Action against stalkerware is therefore not just a problem that can be solved technically. Those affected must act prudently, even if they are under great pressure. (We have collected more tips about this here.)

Stalking with apps is to be explicitly prohibited by law

At least there were some positive developments in 2020. In the fall, for example, Google finally banned stalkerware explicitly from the Play Store, which has at least made it more difficult to distribute the programs. Perpetrators must use their victim’s device to visit a website offering a monitoring program and install it, bypassing Google’s default security settings. In the best case, a screen lock with pin, password or fingerprint already protects against this.

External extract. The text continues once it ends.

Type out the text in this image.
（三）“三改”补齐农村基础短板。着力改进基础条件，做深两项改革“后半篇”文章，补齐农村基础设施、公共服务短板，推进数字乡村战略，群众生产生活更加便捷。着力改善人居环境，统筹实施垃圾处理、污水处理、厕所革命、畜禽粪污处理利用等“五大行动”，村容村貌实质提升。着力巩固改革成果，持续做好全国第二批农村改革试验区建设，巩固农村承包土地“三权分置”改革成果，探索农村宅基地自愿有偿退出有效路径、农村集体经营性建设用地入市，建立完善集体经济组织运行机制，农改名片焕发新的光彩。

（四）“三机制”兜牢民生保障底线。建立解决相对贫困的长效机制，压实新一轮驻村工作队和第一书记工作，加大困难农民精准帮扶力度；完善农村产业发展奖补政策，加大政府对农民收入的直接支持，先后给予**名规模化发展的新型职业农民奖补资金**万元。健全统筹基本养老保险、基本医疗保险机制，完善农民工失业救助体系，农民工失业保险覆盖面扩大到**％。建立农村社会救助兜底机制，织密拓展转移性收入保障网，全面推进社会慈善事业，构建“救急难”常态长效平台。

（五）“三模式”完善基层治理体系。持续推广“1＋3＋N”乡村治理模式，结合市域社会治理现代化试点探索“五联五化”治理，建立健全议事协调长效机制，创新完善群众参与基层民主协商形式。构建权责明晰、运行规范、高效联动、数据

Antivirus apps are also no longer the only way to track down stalkers. Kaspersky has developed an alternative approach with TinyCheck. It is an open-source software that is installed on a mini-computer such as the Rasperry Pi and scans the network traffic between a smartphone and a WLAN router for suspicious data. The technology is intended for use in women’s shelters, for example, to help victims who do not want to or cannot install an antivirus app on their smartphone.

Something is also moving politically: A week ago, Federal Minister of Justice Christine Lambrecht (SPD) presented a draft to tighten up Section 238 of the Criminal Code, which deals with stalking. Here, monitoring with the help of stalking apps should be explicitly included in the list of bans. In addition, the minister wants to change the definition of reenactment.

According to the draft, it is no longer only those who "persistently" stalk their victims and "seriously" impair their way of life who are liable to prosecution, but "repeated" attempts with "not insignificant" impairments for the victims are sufficient. The goal is "better and easier law enforcement," so ultimately there should be more convictions.